Może Cię zainteresować: Zobacz luksusowy ośrodek dla uzależnionych od kryptowalut. Robi wrażenie!
Bukmacher w ogniu krytyki fundacji
Will Prochaska, dyrektor w Gambling with Lives, organizacji charytatywnej założonej przez rodziny dotknięte przez hazard, jest zdruzgotany. Powiedział, że 888 potraktowało grożącą grzywnę „jako koszt prowadzenia działalności”.
Świadomość, że zbliża się rekordowa grzywna, nie przeszkodziła 888 w przejęciu William Hill. Potraktowali to jedynie jako koszt prowadzenia biznesu.
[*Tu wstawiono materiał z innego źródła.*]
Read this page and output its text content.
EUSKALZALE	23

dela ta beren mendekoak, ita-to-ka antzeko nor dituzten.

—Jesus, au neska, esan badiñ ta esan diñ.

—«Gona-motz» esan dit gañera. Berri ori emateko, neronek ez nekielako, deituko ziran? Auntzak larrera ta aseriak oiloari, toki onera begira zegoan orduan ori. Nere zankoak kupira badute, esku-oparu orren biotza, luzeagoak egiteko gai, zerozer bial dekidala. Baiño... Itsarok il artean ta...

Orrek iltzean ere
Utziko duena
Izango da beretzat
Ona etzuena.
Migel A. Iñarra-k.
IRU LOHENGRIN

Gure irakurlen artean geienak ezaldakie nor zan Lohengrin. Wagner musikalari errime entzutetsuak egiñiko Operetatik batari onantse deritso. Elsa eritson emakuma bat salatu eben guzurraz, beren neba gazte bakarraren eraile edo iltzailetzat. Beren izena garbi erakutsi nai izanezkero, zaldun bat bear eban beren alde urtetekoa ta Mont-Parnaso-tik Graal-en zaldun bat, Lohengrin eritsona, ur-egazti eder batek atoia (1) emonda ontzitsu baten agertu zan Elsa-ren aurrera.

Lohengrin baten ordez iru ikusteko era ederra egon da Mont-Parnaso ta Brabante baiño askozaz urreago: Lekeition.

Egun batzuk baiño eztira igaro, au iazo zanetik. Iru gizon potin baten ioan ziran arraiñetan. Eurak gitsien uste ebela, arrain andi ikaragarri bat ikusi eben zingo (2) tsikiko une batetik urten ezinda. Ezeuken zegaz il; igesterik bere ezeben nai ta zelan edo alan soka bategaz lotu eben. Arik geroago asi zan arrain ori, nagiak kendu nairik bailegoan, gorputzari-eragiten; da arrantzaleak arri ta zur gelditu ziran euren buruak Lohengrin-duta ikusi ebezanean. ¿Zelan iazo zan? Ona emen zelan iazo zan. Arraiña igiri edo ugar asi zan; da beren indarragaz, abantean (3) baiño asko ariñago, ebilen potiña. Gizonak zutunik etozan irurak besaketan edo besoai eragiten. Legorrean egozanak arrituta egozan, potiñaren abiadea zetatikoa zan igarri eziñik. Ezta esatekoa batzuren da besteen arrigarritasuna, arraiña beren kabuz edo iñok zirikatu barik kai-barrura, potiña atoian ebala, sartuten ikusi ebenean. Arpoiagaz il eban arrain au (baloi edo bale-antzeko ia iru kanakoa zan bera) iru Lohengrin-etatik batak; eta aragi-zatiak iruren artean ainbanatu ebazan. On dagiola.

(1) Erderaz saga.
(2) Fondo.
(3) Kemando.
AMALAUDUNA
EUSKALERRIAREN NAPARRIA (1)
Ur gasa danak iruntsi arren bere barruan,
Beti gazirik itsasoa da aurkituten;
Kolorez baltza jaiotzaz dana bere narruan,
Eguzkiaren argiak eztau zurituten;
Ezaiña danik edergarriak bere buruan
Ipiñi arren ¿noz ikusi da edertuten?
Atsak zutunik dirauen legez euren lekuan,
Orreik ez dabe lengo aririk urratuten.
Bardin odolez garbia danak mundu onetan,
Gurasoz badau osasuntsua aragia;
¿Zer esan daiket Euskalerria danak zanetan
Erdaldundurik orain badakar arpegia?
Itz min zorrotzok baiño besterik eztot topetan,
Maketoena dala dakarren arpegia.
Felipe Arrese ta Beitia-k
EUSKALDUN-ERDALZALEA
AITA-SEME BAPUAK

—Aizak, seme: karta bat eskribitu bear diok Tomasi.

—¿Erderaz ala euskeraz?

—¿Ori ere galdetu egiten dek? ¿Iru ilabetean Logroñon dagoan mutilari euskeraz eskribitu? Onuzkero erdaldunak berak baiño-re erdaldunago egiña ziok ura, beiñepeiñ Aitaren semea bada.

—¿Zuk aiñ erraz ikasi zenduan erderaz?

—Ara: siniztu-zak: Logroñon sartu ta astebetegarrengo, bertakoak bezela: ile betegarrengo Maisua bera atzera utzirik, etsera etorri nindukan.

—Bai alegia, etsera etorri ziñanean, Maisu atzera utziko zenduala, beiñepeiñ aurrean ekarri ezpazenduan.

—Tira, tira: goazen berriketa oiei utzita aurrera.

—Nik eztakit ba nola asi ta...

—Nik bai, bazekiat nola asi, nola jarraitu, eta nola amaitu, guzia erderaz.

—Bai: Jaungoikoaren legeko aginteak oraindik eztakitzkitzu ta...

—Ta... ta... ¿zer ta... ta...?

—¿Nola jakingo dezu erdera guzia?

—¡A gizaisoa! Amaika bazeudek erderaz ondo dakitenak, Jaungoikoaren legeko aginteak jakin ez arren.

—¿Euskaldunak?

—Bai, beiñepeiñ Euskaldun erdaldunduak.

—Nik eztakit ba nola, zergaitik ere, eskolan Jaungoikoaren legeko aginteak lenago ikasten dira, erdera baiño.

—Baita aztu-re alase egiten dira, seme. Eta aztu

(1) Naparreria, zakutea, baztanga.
W Wielkiej Brytanii desperacko potrzebujemy, aby rząd położył kres reklamom gier hazardowych i powstrzymał firmy hazardowe przed zachęcaniem ludzi do grania więcej, niż mogą sobie pozwolić.
Will Prochaska, fundacja Gambling with Lives
Akcje 888 – właściciela marki William Hill – spadły we wtorek o 1,8 procent do około 53,50 funtów. Od początku roku spadły o około 40 procent, a w ciągu ostatnich dwunastu miesięcy, zaliczyły spektakularny, ponad 70-procentowy zjazd.